Erdoğan, aslında bilmediğimiz şeyler anlatmadı kongrede. Başlarına sıra numarası koyarak bir liste hâline de getirmedi manifestoyu. Genel bir hedef belirledi ve bu hedefe giderken önemsenecek istasyonları anlattı. Burada en önemli vurgu, geçmişten feyz ve ders alıp günü düzenlemenin, önümüze koyacağımız hedef ve hayâllere gidecek yolu açma görevi olduğuydu. Yani ne geçmişe takılıp kalacak, ne bugün yaptıklarımızla böbürleneceğiz. “Ne yaparsak yapalım, 2023 hedefine, 2053 ve 2071 vizyonuna ulaşmak için çalışacağız.

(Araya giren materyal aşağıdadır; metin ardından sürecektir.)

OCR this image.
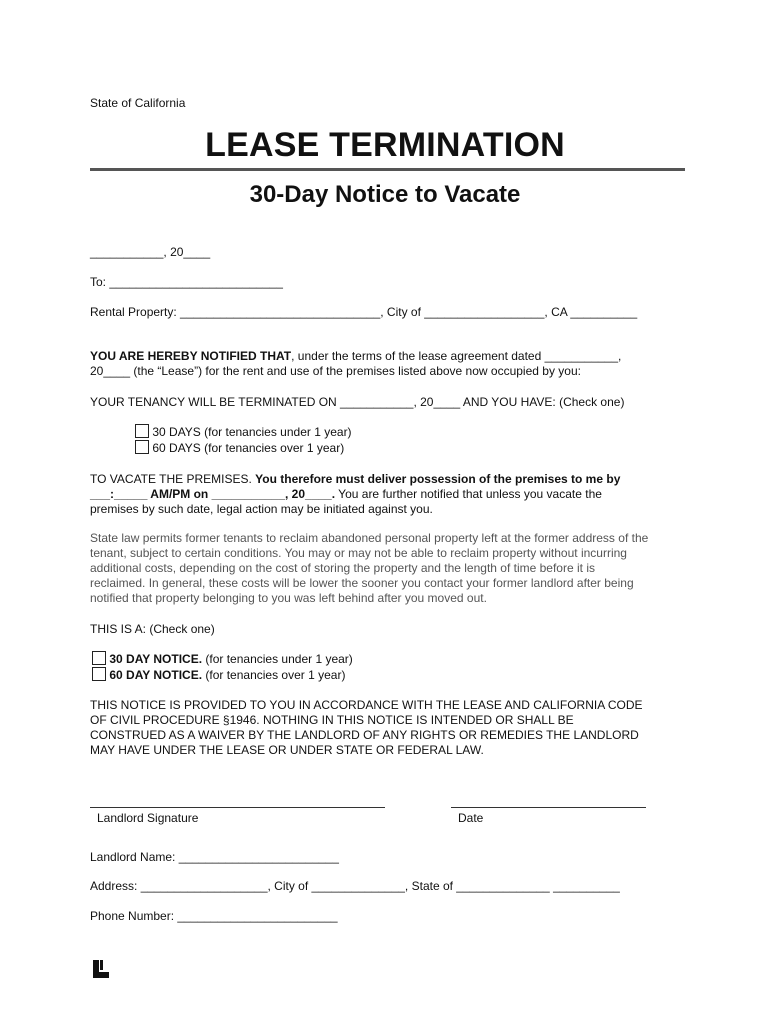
State of California
LEASE TERMINATION
30-Day Notice to Vacate
___________, 20____
To: __________________________
Rental Property: ______________________________, City of __________________, CA __________
YOU ARE HEREBY NOTIFIED THAT, under the terms of the lease agreement dated ___________,
20____ (the “Lease”) for the rent and use of the premises listed above now occupied by you:
YOUR TENANCY WILL BE TERMINATED ON ___________, 20____ AND YOU HAVE: (Check one)
30 DAYS (for tenancies under 1 year)
60 DAYS (for tenancies over 1 year)
TO VACATE THE PREMISES. You therefore must deliver possession of the premises to me by
___:_____ AM/PM on ___________, 20____. You are further notified that unless you vacate the
premises by such date, legal action may be initiated against you.
State law permits former tenants to reclaim abandoned personal property left at the former address of the
tenant, subject to certain conditions. You may or may not be able to reclaim property without incurring
additional costs, depending on the cost of storing the property and the length of time before it is
reclaimed. In general, these costs will be lower the sooner you contact your former landlord after being
notified that property belonging to you was left behind after you moved out.
THIS IS A: (Check one)
30 DAY NOTICE. (for tenancies under 1 year)
60 DAY NOTICE. (for tenancies over 1 year)
THIS NOTICE IS PROVIDED TO YOU IN ACCORDANCE WITH THE LEASE AND CALIFORNIA CODE
OF CIVIL PROCEDURE §1946. NOTHING IN THIS NOTICE IS INTENDED OR SHALL BE
CONSTRUED AS A WAIVER BY THE LANDLORD OF ANY RIGHTS OR REMEDIES THE LANDLORD
MAY HAVE UNDER THE LEASE OR UNDER STATE OR FEDERAL LAW.
Landlord Signature	Date
Landlord Name: ________________________
Address: ___________________, City of ______________, State of ______________ __________
Phone Number: ________________________
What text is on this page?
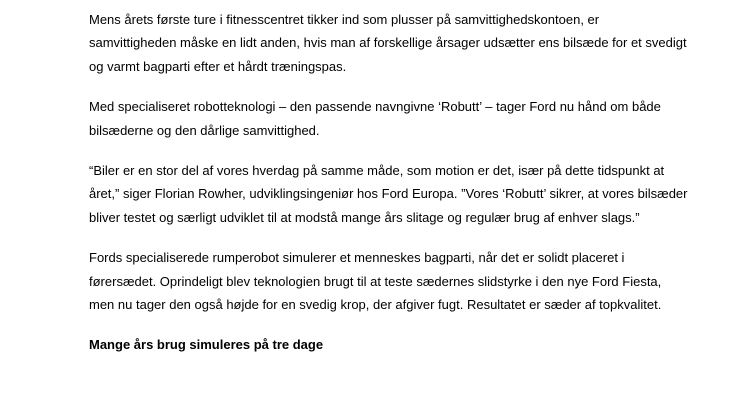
Mens årets første ture i fitnesscentret tikker ind som plusser på samvittighedskontoen, er samvittigheden måske en lidt anden, hvis man af forskellige årsager udsætter ens bilsæde for et svedigt og varmt bagparti efter et hårdt træningspas.

Med specialiseret robotteknologi – den passende navngivne ‘Robutt’ – tager Ford nu hånd om både bilsæderne og den dårlige samvittighed.

“Biler er en stor del af vores hverdag på samme måde, som motion er det, især på dette tidspunkt at året,” siger Florian Rowher, udviklingsingeniør hos Ford Europa. ”Vores ‘Robutt’ sikrer, at vores bilsæder bliver testet og særligt udviklet til at modstå mange års slitage og regulær brug af enhver slags.”

Fords specialiserede rumperobot simulerer et menneskes bagparti, når det er solidt placeret i førersædet. Oprindeligt blev teknologien brugt til at teste sædernes slidstyrke i den nye Ford Fiesta, men nu tager den også højde for en svedig krop, der afgiver fugt. Resultatet er sæder af topkvalitet.

Mange års brug simuleres på tre dage
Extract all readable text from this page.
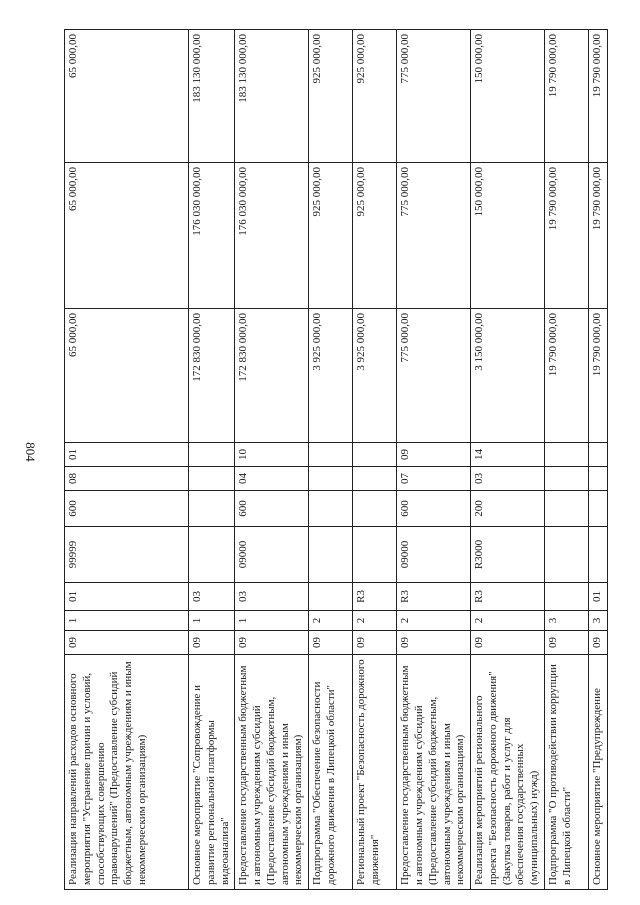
804
Реализация направлений расходов основного мероприятия "Устранение причин и условий, способствующих совершению правонарушений" (Предоставление субсидий бюджетным, автономным учреждениям и иным некоммерческим организациям)	09	1	01	99999	600	08	01	65 000,00	65 000,00	65 000,00
Основное мероприятие "Сопровождение и развитие региональной платформы видеоанализа"	09	1	03					172 830 000,00	176 030 000,00	183 130 000,00
Предоставление государственным бюджетным и автономным учреждениям субсидий (Предоставление субсидий бюджетным, автономным учреждениям и иным некоммерческим организациям)	09	1	03	09000	600	04	10	172 830 000,00	176 030 000,00	183 130 000,00
Подпрограмма "Обеспечение безопасности дорожного движения в Липецкой области"	09	2						3 925 000,00	925 000,00	925 000,00
Региональный проект "Безопасность дорожного движения"	09	2	R3					3 925 000,00	925 000,00	925 000,00
Предоставление государственным бюджетным и автономным учреждениям субсидий (Предоставление субсидий бюджетным, автономным учреждениям и иным некоммерческим организациям)	09	2	R3	09000	600	07	09	775 000,00	775 000,00	775 000,00
Реализация мероприятий регионального проекта "Безопасность дорожного движения" (Закупка товаров, работ и услуг для обеспечения государственных (муниципальных) нужд)	09	2	R3	R3000	200	03	14	3 150 000,00	150 000,00	150 000,00
Подпрограмма "О противодействии коррупции в Липецкой области"	09	3						19 790 000,00	19 790 000,00	19 790 000,00
Основное мероприятие "Предупреждение	09	3	01					19 790 000,00	19 790 000,00	19 790 000,00
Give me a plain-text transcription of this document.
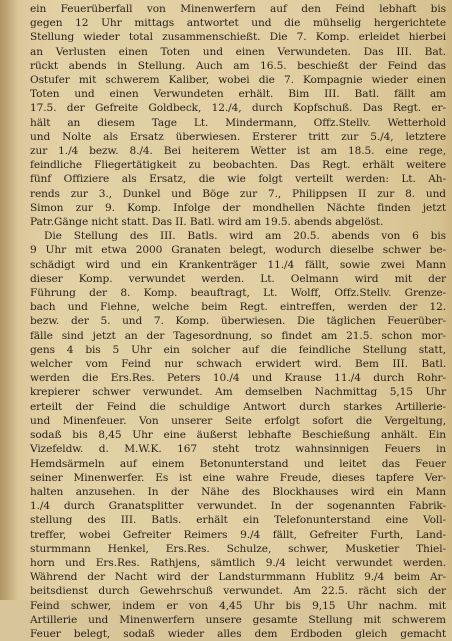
ein Feuerüberfall von Minenwerfern auf den Feind lebhaft bis
gegen 12 Uhr mittags antwortet und die mühselig hergerichtete
Stellung wieder total zusammenschießt. Die 7. Komp. erleidet hierbei
an Verlusten einen Toten und einen Verwundeten. Das III. Bat.
rückt abends in Stellung. Auch am 16.5. beschießt der Feind das
Ostufer mit schwerem Kaliber, wobei die 7. Kompagnie wieder einen
Toten und einen Verwundeten erhält. Bim III. Batl. fällt am
17.5. der Gefreite Goldbeck, 12./4, durch Kopfschuß. Das Regt. er-
hält an diesem Tage Lt. Mindermann, Offz.Stellv. Wetterhold
und Nolte als Ersatz überwiesen. Ersterer tritt zur 5./4, letztere
zur 1./4 bezw. 8./4. Bei heiterem Wetter ist am 18.5. eine rege,
feindliche Fliegertätigkeit zu beobachten. Das Regt. erhält weitere
fünf Offiziere als Ersatz, die wie folgt verteilt werden: Lt. Ah-
rends zur 3., Dunkel und Böge zur 7., Philippsen II zur 8. und
Simon zur 9. Komp. Infolge der mondhellen Nächte finden jetzt
Patr.Gänge nicht statt. Das II. Batl. wird am 19.5. abends abgelöst.
Die Stellung des III. Batls. wird am 20.5. abends von 6 bis
9 Uhr mit etwa 2000 Granaten belegt, wodurch dieselbe schwer be-
schädigt wird und ein Krankenträger 11./4 fällt, sowie zwei Mann
dieser Komp. verwundet werden. Lt. Oelmann wird mit der
Führung der 8. Komp. beauftragt, Lt. Wolff, Offz.Stellv. Grenze-
bach und Fiehne, welche beim Regt. eintreffen, werden der 12.
bezw. der 5. und 7. Komp. überwiesen. Die täglichen Feuerüber-
fälle sind jetzt an der Tagesordnung, so findet am 21.5. schon mor-
gens 4 bis 5 Uhr ein solcher auf die feindliche Stellung statt,
welcher vom Feind nur schwach erwidert wird. Bem III. Batl.
werden die Ers.Res. Peters 10./4 und Krause 11./4 durch Rohr-
krepierer schwer verwundet. Am demselben Nachmittag 5,15 Uhr
erteilt der Feind die schuldige Antwort durch starkes Artillerie-
und Minenfeuer. Von unserer Seite erfolgt sofort die Vergeltung,
sodaß bis 8,45 Uhr eine äußerst lebhafte Beschießung anhält. Ein
Vizefeldw. d. M.W.K. 167 steht trotz wahnsinnigen Feuers in
Hemdsärmeln auf einem Betonunterstand und leitet das Feuer
seiner Minenwerfer. Es ist eine wahre Freude, dieses tapfere Ver-
halten anzusehen. In der Nähe des Blockhauses wird ein Mann
1./4 durch Granatsplitter verwundet. In der sogenannten Fabrik-
stellung des III. Batls. erhält ein Telefonunterstand eine Voll-
treffer, wobei Gefreiter Reimers 9./4 fällt, Gefreiter Furth, Land-
sturmmann Henkel, Ers.Res. Schulze, schwer, Musketier Thiel-
horn und Ers.Res. Rathjens, sämtlich 9./4 leicht verwundet werden.
Während der Nacht wird der Landsturmmann Hublitz 9./4 beim Ar-
beitsdienst durch Gewehrschuß verwundet. Am 22.5. rächt sich der
Feind schwer, indem er von 4,45 Uhr bis 9,15 Uhr nachm. mit
Artillerie und Minenwerfern unsere gesamte Stellung mit schwerem
Feuer belegt, sodaß wieder alles dem Erdboden gleich gemacht
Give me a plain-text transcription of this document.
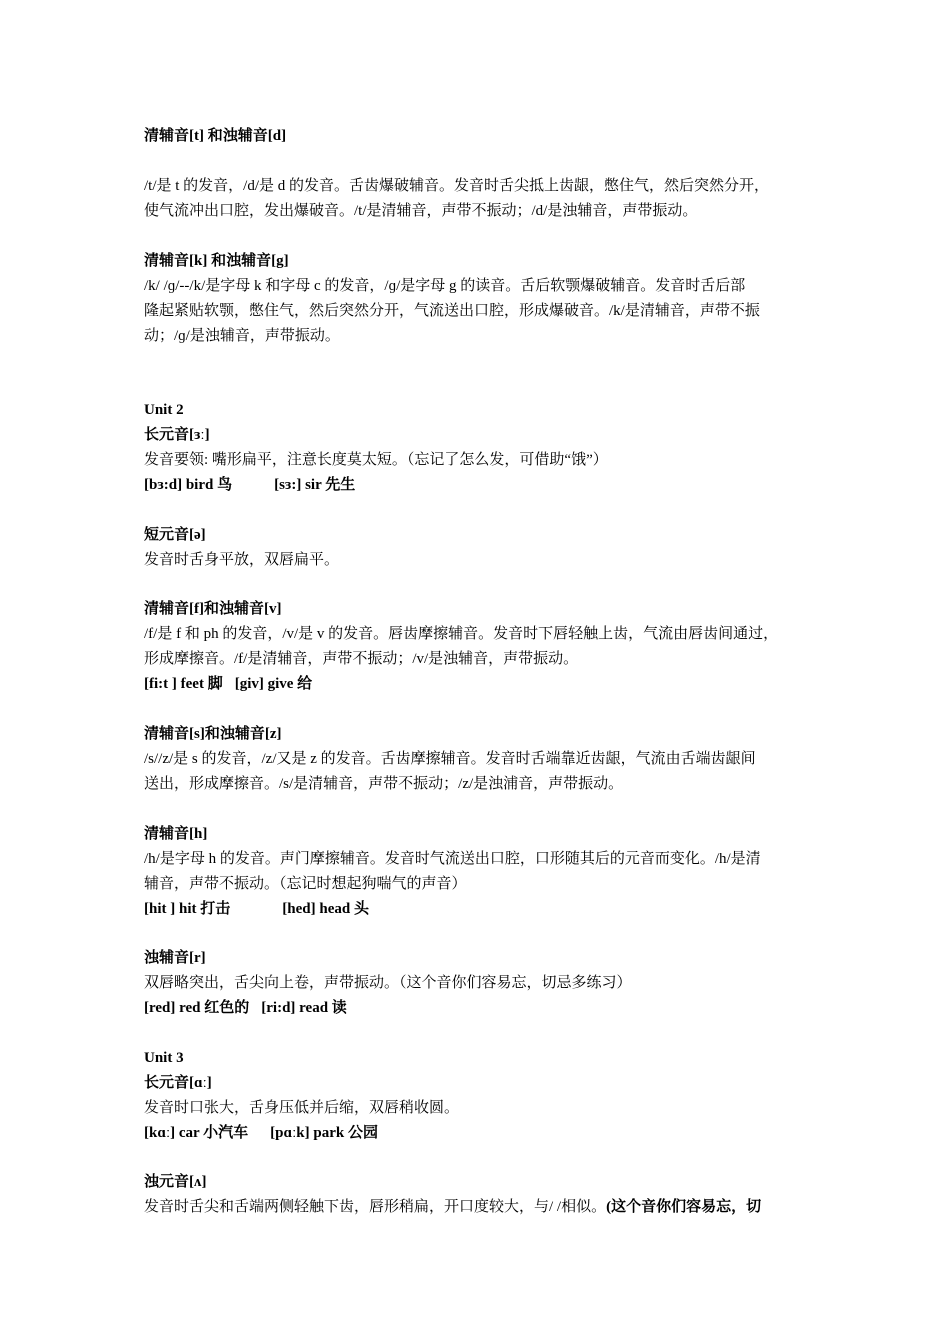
清辅音[t] 和浊辅音[d]
/t/是 t 的发音，/d/是 d 的发音。舌齿爆破辅音。发音时舌尖抵上齿龈，憋住气，然后突然分开，
使气流冲出口腔，发出爆破音。/t/是清辅音，声带不振动；/d/是浊辅音，声带振动。
清辅音[k] 和浊辅音[g]
/k/ /ɡ/--/k/是字母 k 和字母 c 的发音，/ɡ/是字母 g 的读音。舌后软颚爆破辅音。发音时舌后部
隆起紧贴软颚，憋住气，然后突然分开，气流送出口腔，形成爆破音。/k/是清辅音，声带不振
动；/ɡ/是浊辅音，声带振动。
Unit 2
长元音[ɜː]
发音要领: 嘴形扁平，注意长度莫太短。（忘记了怎么发，可借助“饿”）
[bɜ:d] bird 鸟	[sɜ:] sir 先生
短元音[ə]
发音时舌身平放，双唇扁平。
清辅音[f]和浊辅音[v]
/f/是 f 和 ph 的发音，/v/是 v 的发音。唇齿摩擦辅音。发音时下唇轻触上齿，气流由唇齿间通过，
形成摩擦音。/f/是清辅音，声带不振动；/v/是浊辅音，声带振动。
[fi:t ] feet 脚 [giv] give 给
清辅音[s]和浊辅音[z]
/s//z/是 s 的发音，/z/又是 z 的发音。舌齿摩擦辅音。发音时舌端靠近齿龈，气流由舌端齿龈间
送出，形成摩擦音。/s/是清辅音，声带不振动；/z/是浊浦音，声带振动。
清辅音[h]
/h/是字母 h 的发音。声门摩擦辅音。发音时气流送出口腔，口形随其后的元音而变化。/h/是清
辅音，声带不振动。（忘记时想起狗喘气的声音）
[hit ] hit 打击	[hed] head 头
浊辅音[r]
双唇略突出，舌尖向上卷，声带振动。（这个音你们容易忘，切忌多练习）
[red] red 红色的 [ri:d] read 读
Unit 3
长元音[ɑː]
发音时口张大，舌身压低并后缩，双唇稍收圆。
[kɑː] car 小汽车 [pɑːk] park 公园
浊元音[ʌ]
发音时舌尖和舌端两侧轻触下齿，唇形稍扁，开口度较大，与/ /相似。(这个音你们容易忘，切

Bugünlerin başarısı, yarınların temeli olursa anlam kazanacak” temalı bir konuşma dinledik.

Bu manifestonun içinde 18 yılda sınıfta kalınan tek konu eğitim de vardı, sınıf atladığımız ancak sık sık saldırılara uğradığımız için arzu ettiğimiz noktaya gelemediğimiz ekonomi de. Pandemi şartlarında daha iyi idrak ettiğimiz sağlık sisteminin gücü de vardı, savunma sanayiindeki atılımların hedeflerimize yapacağı katkı da. Adalet ve demokrasinin önündeki engelleri kaldırma hedefi de vardı, sivil ve yeni bir anayasa yapma azmi de…

MHP’ye olan ihtiyaca vurgu ve teşekkür de vardı, dışarıdan gelebilecek desteklere açılan kapı da. Dış siyâsetteki dost sayısının arttırılma gereği de vardı, teröre destek verenlere gözdağı da.

Sonuç olarak, alıştığımız, beklediğimiz bir kongre süreci yaşandı AK Parti’de. Umarız ki Erdoğan, vatan-millet-ümmet aşkıyla kurduğu düzenle koyduğu hedeflere ulaşır. Kongrenin vizyonuna uygun olarak “inandığı yolda yürür” ve biz de her daim Erdoğan’ın ardında inanarak ve kongredeki coşkuyla yürürüz.

AK Parti’deki bu yeni dönem, Türkiye için güven ve istikrar getirsin, büyük ve güçlü Türkiye’yi inşâ etmeye ve bu sayede medeniyet nöbetini yeniden devralmaya vesile olsun!